Populismus durch Influencer

Die AfD erzielt ihre Reichweite auf TikTok nicht nur mit eigenen Inhalten. "Sie haben auch Influencer, die in einer politisch erst einmal unverdächtigen Weise Inhalte platzieren", meint Medienexperte Klaus Lutz. Influencer seien für viele Jugendliche eine Orientierungshilfe, sagt Lutz. "In den Videos geht es dann zum Beispiel um Themen wie Männlichkeit." Eigentlich harmlos wirkende Themen, die die Influencer aber gezielt mit rechtspopulistischem Wording aufladen. Das Ergebnis: Die Nutzerinnen und Nutzer gewöhnen sich an den rauen Ton und die Haltungen.

Der 18-jährige Marvin informiert sich nicht nur auf TikTok, sagt er, sondern sehe sich auch längere Videos auf YouTube an. Aber er glaubt, die Videos der AfD seien für viele "der Anfang einer Politisierung". Er selbst stehe kurz vor dem Eintritt in die Junge Alternative (JA). Das ist die Jugendorganisation der AfD. Der Verfassungsschutz hat die JA als "gesichert extremistische Bestrebung" eingestuft. Den Eilantrag der Partei dagegen hat das Verwaltungsgericht Köln im Februar abgelehnt. Die Landesverbände der AfD gelten in Thüringen, Sachsen und Sachsen-Anhalt als "gesichert rechtsextrem", in Bayern als "Verdachtsfall".

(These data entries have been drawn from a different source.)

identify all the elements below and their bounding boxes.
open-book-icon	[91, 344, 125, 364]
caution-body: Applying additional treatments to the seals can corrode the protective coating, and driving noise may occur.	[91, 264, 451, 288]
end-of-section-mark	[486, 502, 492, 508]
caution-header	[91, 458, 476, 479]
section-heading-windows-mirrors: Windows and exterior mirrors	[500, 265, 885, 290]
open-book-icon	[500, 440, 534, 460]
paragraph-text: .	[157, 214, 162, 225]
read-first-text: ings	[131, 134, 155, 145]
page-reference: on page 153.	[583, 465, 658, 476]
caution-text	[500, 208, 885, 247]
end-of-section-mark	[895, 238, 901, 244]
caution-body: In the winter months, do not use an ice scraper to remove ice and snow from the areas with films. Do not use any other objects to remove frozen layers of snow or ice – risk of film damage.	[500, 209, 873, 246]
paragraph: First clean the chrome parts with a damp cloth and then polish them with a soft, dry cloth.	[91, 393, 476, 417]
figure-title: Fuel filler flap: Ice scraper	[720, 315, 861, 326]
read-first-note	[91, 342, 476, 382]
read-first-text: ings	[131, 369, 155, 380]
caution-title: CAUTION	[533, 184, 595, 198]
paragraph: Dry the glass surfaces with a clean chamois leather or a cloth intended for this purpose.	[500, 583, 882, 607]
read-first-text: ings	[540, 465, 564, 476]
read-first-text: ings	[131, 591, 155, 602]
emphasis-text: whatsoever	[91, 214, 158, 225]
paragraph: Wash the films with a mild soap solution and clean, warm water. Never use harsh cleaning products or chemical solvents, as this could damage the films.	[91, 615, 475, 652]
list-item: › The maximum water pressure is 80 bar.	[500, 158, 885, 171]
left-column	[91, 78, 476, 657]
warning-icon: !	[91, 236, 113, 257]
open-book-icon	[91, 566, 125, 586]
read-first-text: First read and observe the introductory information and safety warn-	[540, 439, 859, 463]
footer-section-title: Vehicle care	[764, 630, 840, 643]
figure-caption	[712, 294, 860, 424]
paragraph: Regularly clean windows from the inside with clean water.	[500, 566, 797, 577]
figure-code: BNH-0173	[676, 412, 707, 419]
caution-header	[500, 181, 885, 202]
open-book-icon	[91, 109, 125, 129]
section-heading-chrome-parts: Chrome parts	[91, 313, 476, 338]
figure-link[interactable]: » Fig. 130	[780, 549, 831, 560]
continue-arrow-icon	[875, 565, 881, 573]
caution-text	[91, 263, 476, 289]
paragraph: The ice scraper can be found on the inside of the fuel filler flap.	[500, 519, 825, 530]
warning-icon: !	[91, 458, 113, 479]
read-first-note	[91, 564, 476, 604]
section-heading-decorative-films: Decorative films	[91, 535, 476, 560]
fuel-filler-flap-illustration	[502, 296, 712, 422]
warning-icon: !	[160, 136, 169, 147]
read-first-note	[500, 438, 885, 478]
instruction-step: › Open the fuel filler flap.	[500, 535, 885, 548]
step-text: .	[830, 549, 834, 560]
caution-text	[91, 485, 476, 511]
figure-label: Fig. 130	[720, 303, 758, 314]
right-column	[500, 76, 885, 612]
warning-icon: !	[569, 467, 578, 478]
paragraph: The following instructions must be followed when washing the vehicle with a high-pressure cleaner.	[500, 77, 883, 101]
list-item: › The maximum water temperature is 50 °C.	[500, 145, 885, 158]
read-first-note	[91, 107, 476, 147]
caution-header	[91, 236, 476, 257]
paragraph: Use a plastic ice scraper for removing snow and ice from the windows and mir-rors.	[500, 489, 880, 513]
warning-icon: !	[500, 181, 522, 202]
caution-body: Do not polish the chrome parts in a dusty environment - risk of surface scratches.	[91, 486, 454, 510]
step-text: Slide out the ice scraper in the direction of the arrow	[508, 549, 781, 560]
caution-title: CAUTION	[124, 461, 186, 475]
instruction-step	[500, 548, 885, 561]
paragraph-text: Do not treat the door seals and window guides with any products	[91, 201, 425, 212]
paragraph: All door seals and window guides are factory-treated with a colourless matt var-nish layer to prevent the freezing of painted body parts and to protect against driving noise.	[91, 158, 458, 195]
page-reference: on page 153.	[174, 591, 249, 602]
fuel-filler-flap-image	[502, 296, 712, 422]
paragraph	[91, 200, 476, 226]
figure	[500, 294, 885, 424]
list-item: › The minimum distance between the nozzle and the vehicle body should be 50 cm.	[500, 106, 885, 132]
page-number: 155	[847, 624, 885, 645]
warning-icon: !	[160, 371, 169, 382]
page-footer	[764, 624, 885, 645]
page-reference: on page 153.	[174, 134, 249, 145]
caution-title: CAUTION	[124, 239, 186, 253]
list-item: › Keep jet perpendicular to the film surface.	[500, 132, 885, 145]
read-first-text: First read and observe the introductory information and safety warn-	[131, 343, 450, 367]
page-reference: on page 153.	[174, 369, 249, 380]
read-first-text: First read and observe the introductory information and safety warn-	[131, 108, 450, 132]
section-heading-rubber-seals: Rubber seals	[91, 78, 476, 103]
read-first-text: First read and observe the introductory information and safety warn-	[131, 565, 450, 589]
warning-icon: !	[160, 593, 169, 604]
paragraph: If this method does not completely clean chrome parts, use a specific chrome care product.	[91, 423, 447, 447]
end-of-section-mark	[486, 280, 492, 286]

Was können Eltern und Pädagogen tun?

Michael Becker ist der Geschichtslehrer von Maya und Marvin. In seiner Klasse gebe es viele Debatten zwischen den Jugendlichen, erzählt er. Die Mehrheit habe eine andere Meinung als Marvin. Becker lässt die Klasse diskutieren. "Mir ist wichtig, dass man eine Gesprächskultur hat und über alles reden kann", sagt er. Aber er halte auch "mit Sachkenntnis dagegen" und "entkräfte, wenn es etwas zu entkräften gibt." Auch Medienpädagoge Lutz hält es für wichtig, den Jugendlichen keine Meinung aufzudrängen, sondern "eine Reflektionsebene zu bieten und gemeinsame einen Faktencheck zu betreiben." Das Wichtigste sei es, Jugendliche, die auf populistische Inhalte einsteigen, zum Nachdenken zu bringen.